Иванова покачала головой.
— Паясничаешь?
— Паясничаю, — с присущей мне самокритичностью призналась я.
— Фиглярствуешь?
— Фиглярствую.
— Да?
— Да.
— А у самой полные штаны от страха?
— Поясничаю и фиглярствую, да, а что прикажешь с такими
штанами делать? Ты же садистка, Иванова, тебе же доставляет удовольствие
издеваться над беспомощными людьми.
Иванова усмехнулась.
— Вот за что люблю тебя, заразу, так за твой паганый язык.

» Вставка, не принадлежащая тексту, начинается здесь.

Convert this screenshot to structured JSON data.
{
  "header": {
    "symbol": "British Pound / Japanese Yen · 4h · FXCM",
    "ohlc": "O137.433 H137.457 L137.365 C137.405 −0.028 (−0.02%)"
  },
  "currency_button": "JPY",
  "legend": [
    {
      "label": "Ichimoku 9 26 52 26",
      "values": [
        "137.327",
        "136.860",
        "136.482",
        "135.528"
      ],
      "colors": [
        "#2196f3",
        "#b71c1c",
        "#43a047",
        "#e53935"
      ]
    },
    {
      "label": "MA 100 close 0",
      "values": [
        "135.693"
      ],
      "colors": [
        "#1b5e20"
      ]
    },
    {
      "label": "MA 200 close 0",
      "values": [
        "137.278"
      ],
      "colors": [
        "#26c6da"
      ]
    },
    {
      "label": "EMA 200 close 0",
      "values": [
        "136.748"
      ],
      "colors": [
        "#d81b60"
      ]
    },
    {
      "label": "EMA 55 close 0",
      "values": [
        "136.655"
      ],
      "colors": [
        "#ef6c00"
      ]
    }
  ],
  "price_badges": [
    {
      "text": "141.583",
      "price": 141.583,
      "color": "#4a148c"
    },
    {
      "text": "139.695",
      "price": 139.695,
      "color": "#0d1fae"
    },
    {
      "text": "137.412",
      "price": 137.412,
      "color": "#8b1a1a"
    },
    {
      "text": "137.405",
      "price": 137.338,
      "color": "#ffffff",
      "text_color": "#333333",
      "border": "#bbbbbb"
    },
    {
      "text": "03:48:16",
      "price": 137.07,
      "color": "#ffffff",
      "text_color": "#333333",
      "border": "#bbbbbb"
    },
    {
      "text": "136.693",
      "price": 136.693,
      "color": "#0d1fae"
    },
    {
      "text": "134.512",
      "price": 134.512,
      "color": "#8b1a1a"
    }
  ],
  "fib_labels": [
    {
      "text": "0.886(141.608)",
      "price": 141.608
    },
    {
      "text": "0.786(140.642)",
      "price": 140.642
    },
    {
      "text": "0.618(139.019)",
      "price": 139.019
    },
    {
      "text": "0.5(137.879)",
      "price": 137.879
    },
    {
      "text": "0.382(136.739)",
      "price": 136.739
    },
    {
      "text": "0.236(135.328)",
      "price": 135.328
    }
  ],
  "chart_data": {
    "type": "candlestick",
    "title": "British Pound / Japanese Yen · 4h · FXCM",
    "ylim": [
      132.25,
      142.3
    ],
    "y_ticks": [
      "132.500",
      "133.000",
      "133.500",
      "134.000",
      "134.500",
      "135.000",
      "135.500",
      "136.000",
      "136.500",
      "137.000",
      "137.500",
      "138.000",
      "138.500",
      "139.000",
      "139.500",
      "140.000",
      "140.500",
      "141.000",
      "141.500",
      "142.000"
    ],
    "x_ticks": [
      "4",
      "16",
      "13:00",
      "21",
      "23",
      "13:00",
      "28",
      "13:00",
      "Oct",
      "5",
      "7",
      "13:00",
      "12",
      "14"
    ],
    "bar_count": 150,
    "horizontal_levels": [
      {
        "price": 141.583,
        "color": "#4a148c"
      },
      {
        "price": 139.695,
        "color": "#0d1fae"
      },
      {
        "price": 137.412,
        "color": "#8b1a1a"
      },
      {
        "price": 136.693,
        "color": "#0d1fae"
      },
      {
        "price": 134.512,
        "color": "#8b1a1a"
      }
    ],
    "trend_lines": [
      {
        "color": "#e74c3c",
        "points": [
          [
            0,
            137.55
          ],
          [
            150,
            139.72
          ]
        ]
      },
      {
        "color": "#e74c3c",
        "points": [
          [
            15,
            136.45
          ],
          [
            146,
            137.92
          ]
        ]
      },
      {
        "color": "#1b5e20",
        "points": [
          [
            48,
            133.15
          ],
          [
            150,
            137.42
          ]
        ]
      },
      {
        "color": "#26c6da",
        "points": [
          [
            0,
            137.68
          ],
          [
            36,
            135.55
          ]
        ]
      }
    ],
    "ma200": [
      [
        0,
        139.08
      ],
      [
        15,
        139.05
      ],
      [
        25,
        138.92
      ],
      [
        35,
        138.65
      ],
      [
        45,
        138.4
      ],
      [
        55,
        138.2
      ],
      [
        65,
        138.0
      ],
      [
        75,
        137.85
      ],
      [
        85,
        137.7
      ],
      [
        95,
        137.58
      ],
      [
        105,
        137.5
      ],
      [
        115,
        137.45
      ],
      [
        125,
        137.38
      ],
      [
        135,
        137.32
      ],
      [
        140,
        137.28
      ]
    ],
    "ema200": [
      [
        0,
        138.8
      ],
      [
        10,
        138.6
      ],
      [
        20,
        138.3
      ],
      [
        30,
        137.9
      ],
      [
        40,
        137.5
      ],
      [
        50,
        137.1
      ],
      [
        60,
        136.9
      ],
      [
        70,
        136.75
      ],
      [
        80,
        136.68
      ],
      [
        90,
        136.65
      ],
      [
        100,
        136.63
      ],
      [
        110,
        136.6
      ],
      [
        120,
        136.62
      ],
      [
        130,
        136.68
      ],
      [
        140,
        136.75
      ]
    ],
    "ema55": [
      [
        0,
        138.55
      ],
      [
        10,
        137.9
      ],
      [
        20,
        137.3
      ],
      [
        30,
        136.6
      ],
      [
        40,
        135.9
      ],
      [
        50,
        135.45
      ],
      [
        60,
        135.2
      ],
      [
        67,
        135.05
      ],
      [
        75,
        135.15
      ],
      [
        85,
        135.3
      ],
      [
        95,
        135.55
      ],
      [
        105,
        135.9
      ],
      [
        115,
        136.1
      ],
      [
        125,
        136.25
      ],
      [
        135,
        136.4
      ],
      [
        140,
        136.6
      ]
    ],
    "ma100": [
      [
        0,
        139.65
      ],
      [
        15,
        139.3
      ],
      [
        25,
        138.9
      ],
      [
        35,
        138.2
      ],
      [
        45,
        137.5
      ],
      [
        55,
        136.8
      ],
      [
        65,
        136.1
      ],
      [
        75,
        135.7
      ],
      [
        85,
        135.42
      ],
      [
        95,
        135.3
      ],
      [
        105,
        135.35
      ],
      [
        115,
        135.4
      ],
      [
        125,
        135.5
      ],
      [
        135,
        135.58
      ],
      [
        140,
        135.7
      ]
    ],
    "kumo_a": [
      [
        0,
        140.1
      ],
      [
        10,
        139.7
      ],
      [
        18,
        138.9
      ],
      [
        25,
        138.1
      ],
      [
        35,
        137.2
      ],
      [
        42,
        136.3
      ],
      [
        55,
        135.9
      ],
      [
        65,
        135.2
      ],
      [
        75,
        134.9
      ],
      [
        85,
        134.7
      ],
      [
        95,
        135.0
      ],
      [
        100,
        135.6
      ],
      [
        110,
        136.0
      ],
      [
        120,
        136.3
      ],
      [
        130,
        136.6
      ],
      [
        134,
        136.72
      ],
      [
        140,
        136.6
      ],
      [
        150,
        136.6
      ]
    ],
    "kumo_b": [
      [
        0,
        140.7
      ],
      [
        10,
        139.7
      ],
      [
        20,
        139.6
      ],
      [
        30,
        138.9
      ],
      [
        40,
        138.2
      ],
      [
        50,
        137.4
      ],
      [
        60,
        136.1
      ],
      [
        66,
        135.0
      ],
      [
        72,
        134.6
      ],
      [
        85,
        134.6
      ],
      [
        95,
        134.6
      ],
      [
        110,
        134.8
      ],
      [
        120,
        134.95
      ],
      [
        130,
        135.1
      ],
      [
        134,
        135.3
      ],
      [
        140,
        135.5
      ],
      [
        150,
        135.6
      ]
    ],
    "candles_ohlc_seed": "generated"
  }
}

Всегда знаешь как укусить побольней. Смотрю и учусь, словно мне это может
пригодиться.
Мое плохое состояние не располагало к бесполезным
разговоров. Хотелось правды.
— Иванова, — сказала я, отдавая себе отчет, что сейчас буду
врать. — Раз уж ты не убила меня и призналась в своих грехах, так уж расскажи
что тебя на эти грехи толкнуло. Я прощу тебя и дело с концом. Живи дальше,
только не показывайся мне на глаза.
При слове “живи” она грустно покачала головой и сказала то,
что заставило меня понять: Иванову я люблю, хоть она и мерзавка. И пусть меня
за это режут на части.
— А вот жить-то мне, Софья, уже не придется, — сказала
Иванова, и душа моя облилась слезами.
— Почему не придется? — спросила я. — Не способна ты на
самоубийство, а я тебе здесь ничем не помогу по причине своей нравственности и,
главное, слабости.
— На самоубийство я действительно не способна, да и без того
сосчитаны все мои денечки. Знаешь как люди устроены?
— Конечно знаю, — охотно подтвердила я.
— Ничего ты не знаешь, — развеяла мое заблуждение Иванова. —
Люди думают, что они бессмертны. До тех пор пока жизнь не покажет им свой
кулак. Мы понятия не имеем что такое здоровье, когда оно у нас есть, и лишь с
исчезновением его начинаем понимать в чем было истинное счастье. Всю жизнь я
сталкивалась с чужими страданиями, наивно полагая, что меня они не коснутся.
Лечила других людей, не подозревая, что как раз себя-то вылечить и не смогу. И
вот стою на краю могилы и понимаю как глупо прожита жизнь. А я смертельно
больна и ничего уж нельзя исправить.
Это было так красиво и так поэтично, что я заслушалась, но
быстро вспомнила кто есть на самом деле эта Иванова, и очнулась.